O primeiro aspecto que deve ficar claro quando falamos de treino para idosos é a segurança e de maneira geral o treinamento com pesos é seguro para idosos. Quando eventos adversos são relatados a maior parte deles se dá por conta de alterações musculoesqueléticas como dor, lesão e limitação de movimento e ocorrem em menos de 25% dos praticantes. Além disso, as respostas cardiovasculares durante os exercícios de força são seguras para a maioria da população não cardiopata (Sagiv, 2009).

Claro que essa consideração é extremamente generalizada e cada pessoa pode necessitar de análises específicas de acordo com seu quadro clínico (presença ou não de outras alterações como diabetes, hipertensão, doenças neurológicas e etc). Estamos considerando aqui idosos sem complicações ou contraindicações limitantes para a prática de exercício.

Vale lembrar que mesmo na presença de outras alterações o exercício de força pode ser executado se levadas em conta algumas particularidades de cada condição.

O treinamento com pesos pode e deve ser realizado por idosos desde que bem desenhado e com conhecimento das particularidades de cada um.

A capacidade de ganhos de força e hipertrofia parece ser similar entre jovens e idosos após um período de treinamento (Mayer et al., 2011). A aquisição dessas adaptações do treinamento depende da maneira que o treinamento é estruturado. Para ganhos de hipertrofia e também de força o volume de treino é um dos principais componentes a serem considerados (Figueiredo e cols 2018). Dessa maneira é de se esperar que treinamentos mais volumosos tragam melhores ganhos, contudo para que treinos volumosos seja bem executados e tolerados deve-se respeitar a progressão e a capacidade individual. Possivelmente no começo dos treinamentos não será possível empregar altos volumes, contudo naturalmente ao estar engajado em um programa bem estruturado o idoso pode e deve buscar a progressão para volumes maiores.

Os treinos desenhados para essa população seguem as recomendações gerais para saúde 2 a 3 vezes na semana com exercícios para os principais grupos musculares contendo de 3-5 séries cada um com cargas em torno de 70-80% de 1 RM (carga que a pessoa é capaz de levantar apenas uma vez) ou 8 a 12 repetições máximas com intervalos de 1 a 3 minutos entre cada série. Para ganhos de força mais pronunciados intensidades maiores podem ser aplicadas desde que respeitem a progressão e o nível de condicionamento do indivíduo. Idosos que possuem prática habitual de atividade física e de treinamento resistido podem utilizar maiores intensidades sem qualquer tipo de restrição. Com a progressão o número de sessões também pode aumentar.

O treinamento supervisionado em altas intensidades parece ser mais efetivo do que o treinamento não supervisionado (STEELE et al., 2017). Isso acontece possivelmente porque diante de uma supervisão adequada os estímulos durante os treinamentos tendem a ser mais eficazes, mantendo a boa intensidade e execução dos exercícios.

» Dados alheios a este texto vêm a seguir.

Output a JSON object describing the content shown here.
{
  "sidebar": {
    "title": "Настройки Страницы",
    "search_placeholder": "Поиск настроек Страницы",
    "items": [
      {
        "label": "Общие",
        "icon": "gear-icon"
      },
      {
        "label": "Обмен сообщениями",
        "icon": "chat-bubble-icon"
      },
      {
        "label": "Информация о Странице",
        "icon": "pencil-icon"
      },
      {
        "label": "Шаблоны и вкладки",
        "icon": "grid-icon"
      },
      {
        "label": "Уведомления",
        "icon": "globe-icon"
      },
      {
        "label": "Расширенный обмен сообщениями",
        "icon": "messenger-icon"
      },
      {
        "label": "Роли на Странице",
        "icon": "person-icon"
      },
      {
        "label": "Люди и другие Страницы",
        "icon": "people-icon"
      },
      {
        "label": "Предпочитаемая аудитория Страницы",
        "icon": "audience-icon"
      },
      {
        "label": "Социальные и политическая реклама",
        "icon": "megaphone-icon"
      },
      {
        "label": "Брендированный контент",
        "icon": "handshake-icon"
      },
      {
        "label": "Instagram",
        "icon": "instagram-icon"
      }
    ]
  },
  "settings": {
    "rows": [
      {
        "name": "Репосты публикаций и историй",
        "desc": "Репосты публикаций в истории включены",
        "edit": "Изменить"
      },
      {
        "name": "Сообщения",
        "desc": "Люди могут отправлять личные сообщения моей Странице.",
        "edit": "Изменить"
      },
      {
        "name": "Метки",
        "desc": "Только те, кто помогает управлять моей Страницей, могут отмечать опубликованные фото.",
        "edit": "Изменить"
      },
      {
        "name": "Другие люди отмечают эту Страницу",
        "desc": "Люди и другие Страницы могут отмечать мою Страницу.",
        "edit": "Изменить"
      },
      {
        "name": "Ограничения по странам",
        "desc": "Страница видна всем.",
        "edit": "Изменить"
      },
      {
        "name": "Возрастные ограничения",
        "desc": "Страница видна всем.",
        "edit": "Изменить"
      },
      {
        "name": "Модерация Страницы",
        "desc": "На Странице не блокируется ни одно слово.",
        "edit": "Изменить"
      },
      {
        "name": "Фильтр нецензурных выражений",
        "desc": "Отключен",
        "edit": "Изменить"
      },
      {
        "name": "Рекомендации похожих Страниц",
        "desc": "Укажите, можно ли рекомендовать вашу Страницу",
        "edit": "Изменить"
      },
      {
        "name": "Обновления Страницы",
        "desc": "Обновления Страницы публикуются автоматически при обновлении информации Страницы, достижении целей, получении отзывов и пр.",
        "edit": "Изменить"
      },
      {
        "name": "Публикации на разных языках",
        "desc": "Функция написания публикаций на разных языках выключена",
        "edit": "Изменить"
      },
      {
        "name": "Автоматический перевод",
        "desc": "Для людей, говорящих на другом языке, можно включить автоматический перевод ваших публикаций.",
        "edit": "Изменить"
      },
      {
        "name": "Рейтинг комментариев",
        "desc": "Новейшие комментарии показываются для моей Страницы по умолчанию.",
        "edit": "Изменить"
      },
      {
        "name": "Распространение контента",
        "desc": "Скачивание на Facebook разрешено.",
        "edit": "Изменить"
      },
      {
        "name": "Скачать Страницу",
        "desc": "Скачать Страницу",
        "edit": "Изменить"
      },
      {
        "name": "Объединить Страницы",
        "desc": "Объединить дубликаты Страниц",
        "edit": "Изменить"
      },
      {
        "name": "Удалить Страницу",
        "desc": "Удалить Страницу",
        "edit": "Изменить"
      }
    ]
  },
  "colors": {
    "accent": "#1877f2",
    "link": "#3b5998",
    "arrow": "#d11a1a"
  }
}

Se bem desenhado e realizado o treinamento pode trazer excelentes ganhos.

A escolha dos exercícios deve se basear na transferência para as atividades da vida diária, dessa maneira exercícios multiarticulares (agachamento, levantamento terra e etc) envolvendo vários músculos são preferíveis, contudo, exercícios isolados também podem ser utilizados para complementar o programa de acordo com os objetivos.

Apesar da grande preocupação a respeito da prática de treinamento por essa população, o treino de força não só é seguro como recomendado melhorando diversos aspectos afetados negativamente pelo envelhecimento sedentário trazendo melhora na força, composição corporal, metabólica, independência e também de bem-estar (STEELE et al., 2017).

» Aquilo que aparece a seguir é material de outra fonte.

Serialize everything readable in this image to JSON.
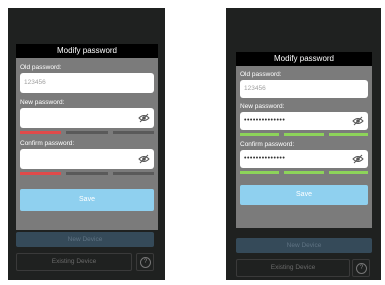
{
  "colors": {
    "phone_bg": "#1f2120",
    "dialog_bg": "#7b7b7b",
    "save_button": "#8fd0ef",
    "strength_weak": "#e04a4a",
    "strength_empty": "#5a5a5a",
    "strength_strong": "#8dd35a"
  },
  "left": {
    "title": "Modify password",
    "old_label": "Old password:",
    "old_placeholder": "123456",
    "new_label": "New password:",
    "new_value": "",
    "confirm_label": "Confirm password:",
    "confirm_value": "",
    "save": "Save",
    "new_device": "New Device",
    "existing_device": "Existing Device",
    "help": "?",
    "new_strength": [
      "weak",
      "empty",
      "empty"
    ],
    "confirm_strength": [
      "weak",
      "empty",
      "empty"
    ]
  },
  "right": {
    "title": "Modify password",
    "old_label": "Old password:",
    "old_placeholder": "123456",
    "new_label": "New password:",
    "new_value": "••••••••••••••",
    "confirm_label": "Confirm password:",
    "confirm_value": "••••••••••••••",
    "save": "Save",
    "new_device": "New Device",
    "existing_device": "Existing Device",
    "help": "?",
    "new_strength": [
      "strong",
      "strong",
      "strong"
    ],
    "confirm_strength": [
      "strong",
      "strong",
      "strong"
    ]
  }
}
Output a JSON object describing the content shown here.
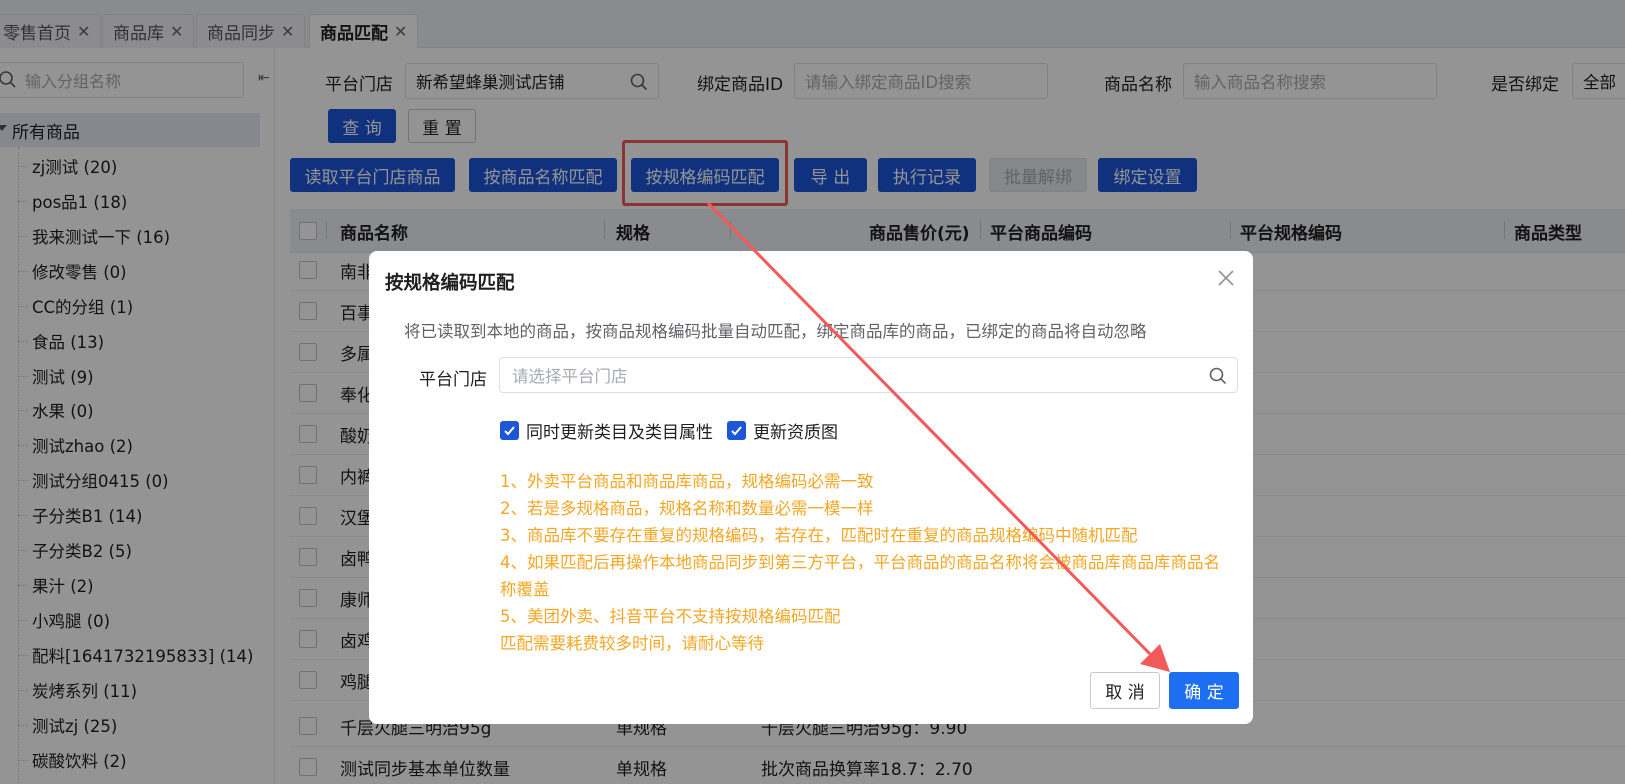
{
  "tabs": [
    {
      "label": "零售首页"
    },
    {
      "label": "商品库"
    },
    {
      "label": "商品同步"
    },
    {
      "label": "商品匹配"
    }
  ],
  "sidebar": {
    "search_placeholder": "输入分组名称",
    "root_label": "所有商品",
    "items": [
      {
        "label": "zj测试 (20)"
      },
      {
        "label": "pos品1 (18)"
      },
      {
        "label": "我来测试一下 (16)"
      },
      {
        "label": "修改零售 (0)"
      },
      {
        "label": "CC的分组 (1)"
      },
      {
        "label": "食品 (13)"
      },
      {
        "label": "测试 (9)"
      },
      {
        "label": "水果 (0)"
      },
      {
        "label": "测试zhao (2)"
      },
      {
        "label": "测试分组0415 (0)"
      },
      {
        "label": "子分类B1 (14)"
      },
      {
        "label": "子分类B2 (5)"
      },
      {
        "label": "果汁 (2)"
      },
      {
        "label": "小鸡腿 (0)"
      },
      {
        "label": "配料[1641732195833] (14)"
      },
      {
        "label": "炭烤系列 (11)"
      },
      {
        "label": "测试zj (25)"
      },
      {
        "label": "碳酸饮料 (2)"
      }
    ]
  },
  "filters": {
    "store_label": "平台门店",
    "store_value": "新希望蜂巢测试店铺",
    "bind_id_label": "绑定商品ID",
    "bind_id_placeholder": "请输入绑定商品ID搜索",
    "name_label": "商品名称",
    "name_placeholder": "输入商品名称搜索",
    "is_bound_label": "是否绑定",
    "is_bound_value": "全部",
    "query_button": "查 询",
    "reset_button": "重 置"
  },
  "toolbar": {
    "read_store": "读取平台门店商品",
    "match_by_name": "按商品名称匹配",
    "match_by_spec": "按规格编码匹配",
    "export": "导 出",
    "exec_log": "执行记录",
    "batch_unbind": "批量解绑",
    "bind_settings": "绑定设置"
  },
  "table": {
    "headers": [
      "商品名称",
      "规格",
      "商品售价(元)",
      "平台商品编码",
      "平台规格编码",
      "商品类型"
    ],
    "rows": [
      {
        "name": "南非",
        "spec": "",
        "price": ""
      },
      {
        "name": "百事",
        "spec": "",
        "price": ""
      },
      {
        "name": "多属",
        "spec": "",
        "price": ""
      },
      {
        "name": "奉化",
        "spec": "",
        "price": ""
      },
      {
        "name": "酸奶",
        "spec": "",
        "price": ""
      },
      {
        "name": "内裤",
        "spec": "",
        "price": ""
      },
      {
        "name": "汉堡",
        "spec": "",
        "price": ""
      },
      {
        "name": "卤鸭",
        "spec": "",
        "price": ""
      },
      {
        "name": "康师",
        "spec": "",
        "price": ""
      },
      {
        "name": "卤鸡",
        "spec": "",
        "price": ""
      },
      {
        "name": "鸡腿",
        "spec": "",
        "price": ""
      },
      {
        "name": "千层火腿三明治95g",
        "spec": "单规格",
        "price": "千层火腿三明治95g：9.90"
      },
      {
        "name": "测试同步基本单位数量",
        "spec": "单规格",
        "price": "批次商品换算率18.7：2.70"
      }
    ]
  },
  "dialog": {
    "title": "按规格编码匹配",
    "description": "将已读取到本地的商品，按商品规格编码批量自动匹配，绑定商品库的商品，已绑定的商品将自动忽略",
    "store_label": "平台门店",
    "store_placeholder": "请选择平台门店",
    "checkbox_update_category": "同时更新类目及类目属性",
    "checkbox_update_image": "更新资质图",
    "notes": [
      "1、外卖平台商品和商品库商品，规格编码必需一致",
      "2、若是多规格商品，规格名称和数量必需一模一样",
      "3、商品库不要存在重复的规格编码，若存在，匹配时在重复的商品规格编码中随机匹配",
      "4、如果匹配后再操作本地商品同步到第三方平台，平台商品的商品名称将会被商品库商品库商品名称覆盖",
      "5、美团外卖、抖音平台不支持按规格编码匹配",
      "匹配需要耗费较多时间，请耐心等待"
    ],
    "cancel_button": "取 消",
    "ok_button": "确 定"
  },
  "colors": {
    "primary": "#1d56d9",
    "ok": "#1d6ef0",
    "notes": "#f5a623",
    "annotation": "#f25a5a"
  }
}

MAYER, Frank et al. The intensity and effects of strength training in the elderly. Deutsches Ärzteblatt International, v. 108, n. 21, p. 359, 2011.

SAGIV, Michael. Safety of resistance training in the elderly. 2009.

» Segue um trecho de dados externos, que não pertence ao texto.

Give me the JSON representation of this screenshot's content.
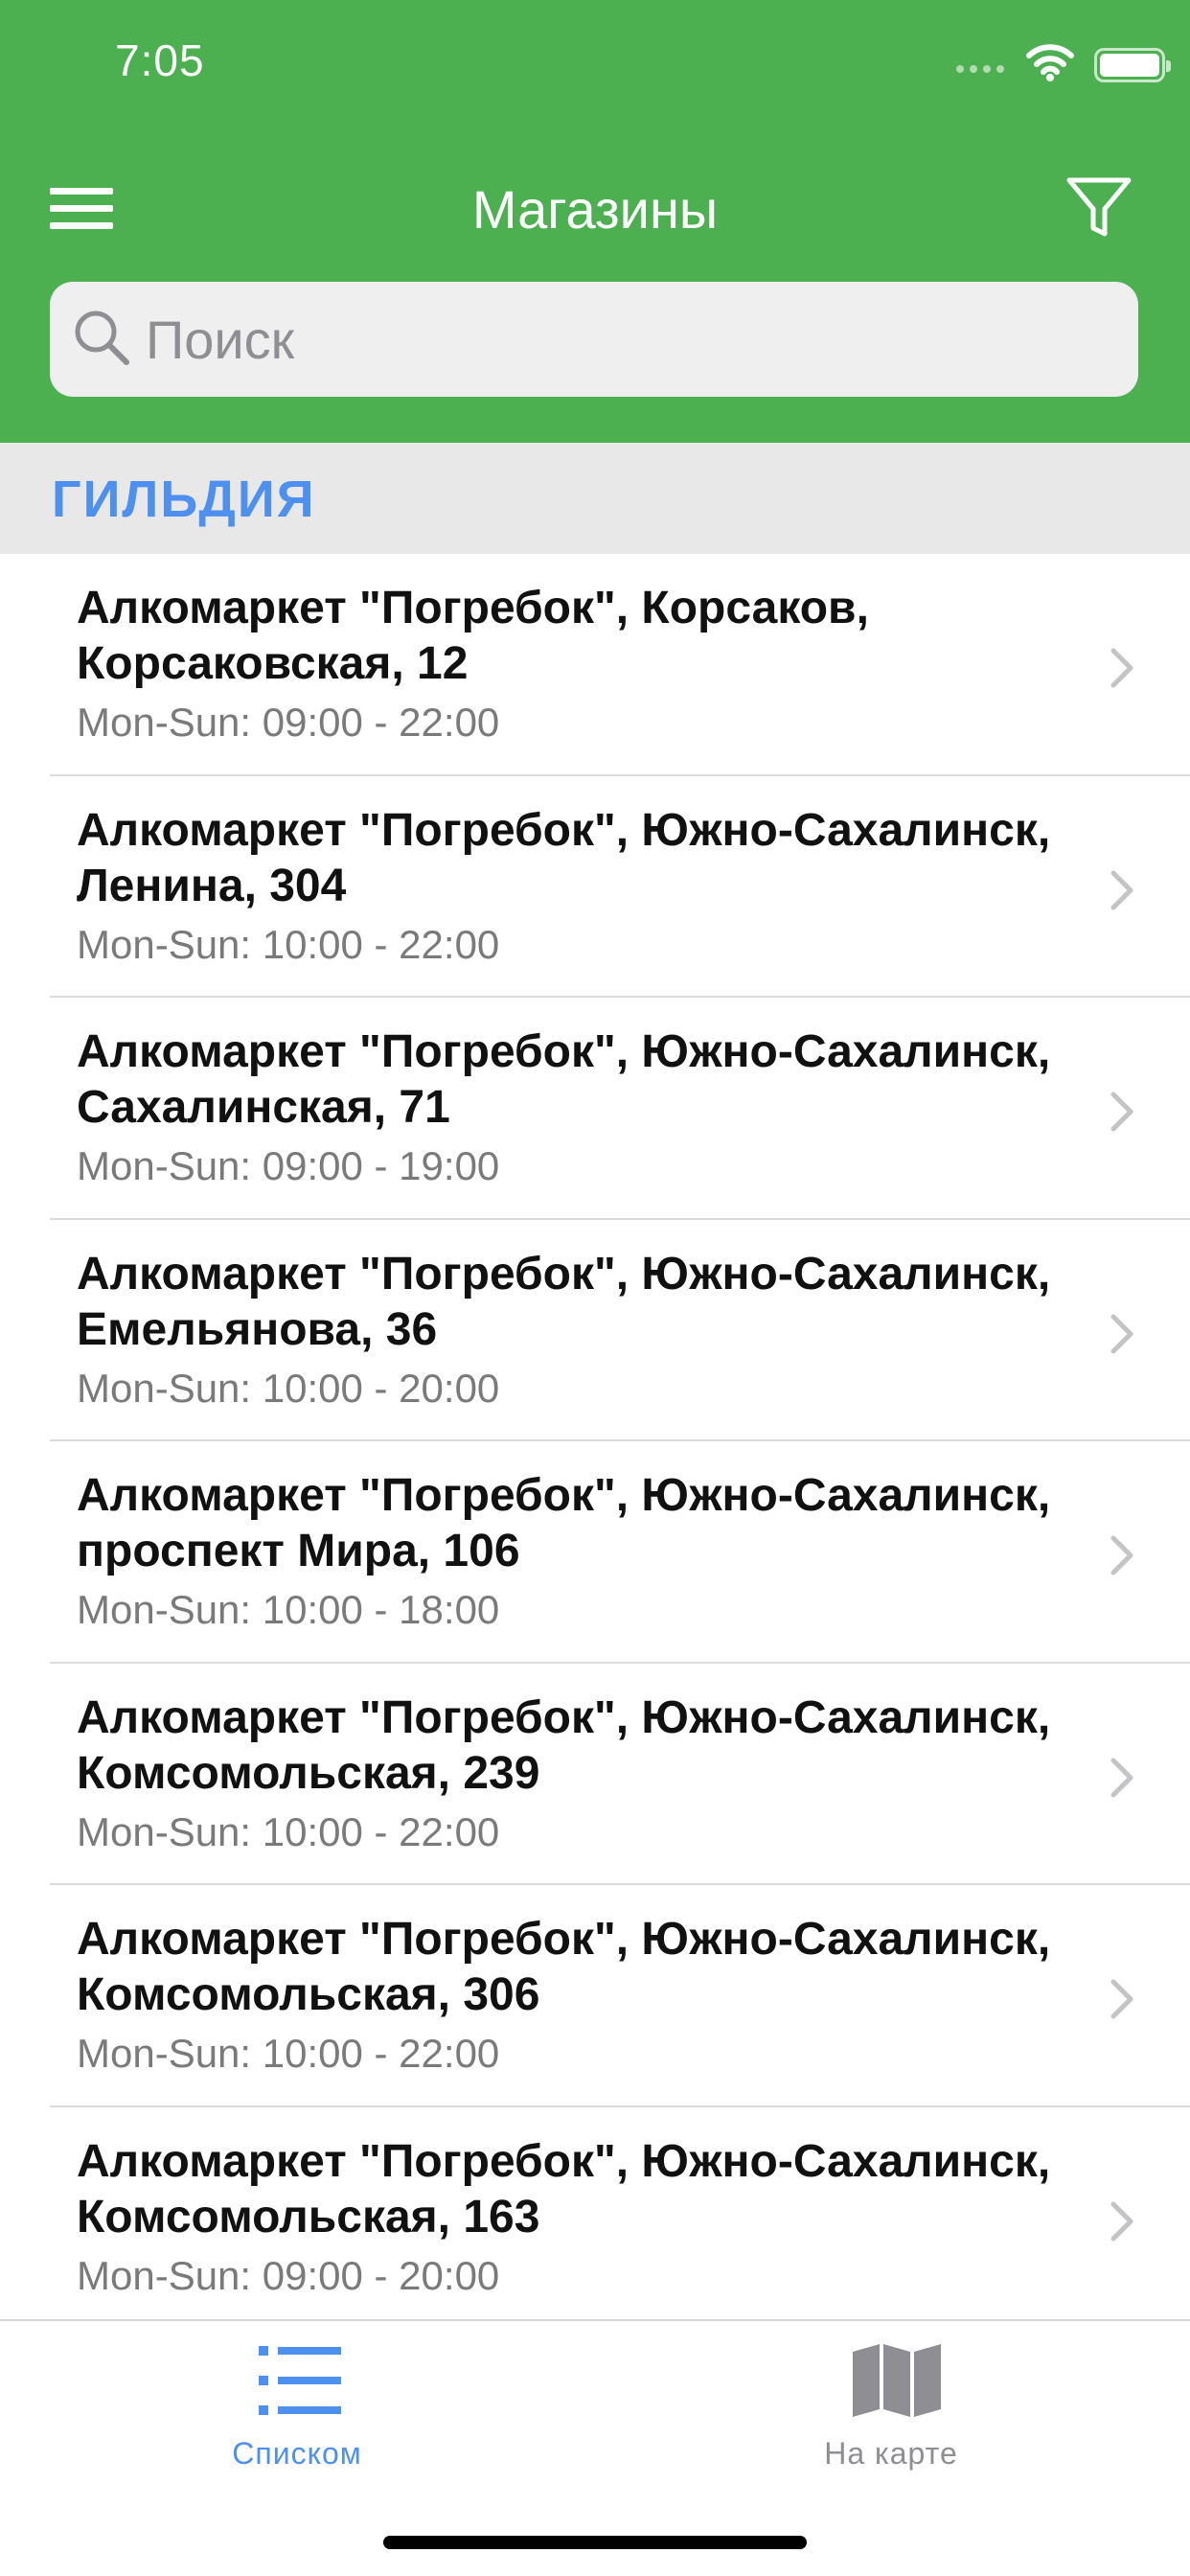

FIGUEIREDO, Vandré Casagrande; DE SALLES, Belmiro Freitas; TRAJANO, Gabriel S. Volume for muscle hypertrophy and health outcomes: the most effective variable in resistance training. Sports Medicine, v. 48, n. 3, p. 499-505, 2018.

STEELE, James et al. The effects of 6 months of progressive high effort resistance training methods upon strength, body composition, function, and wellbeing of elderly adults. BioMed research international, v. 2017, 2017.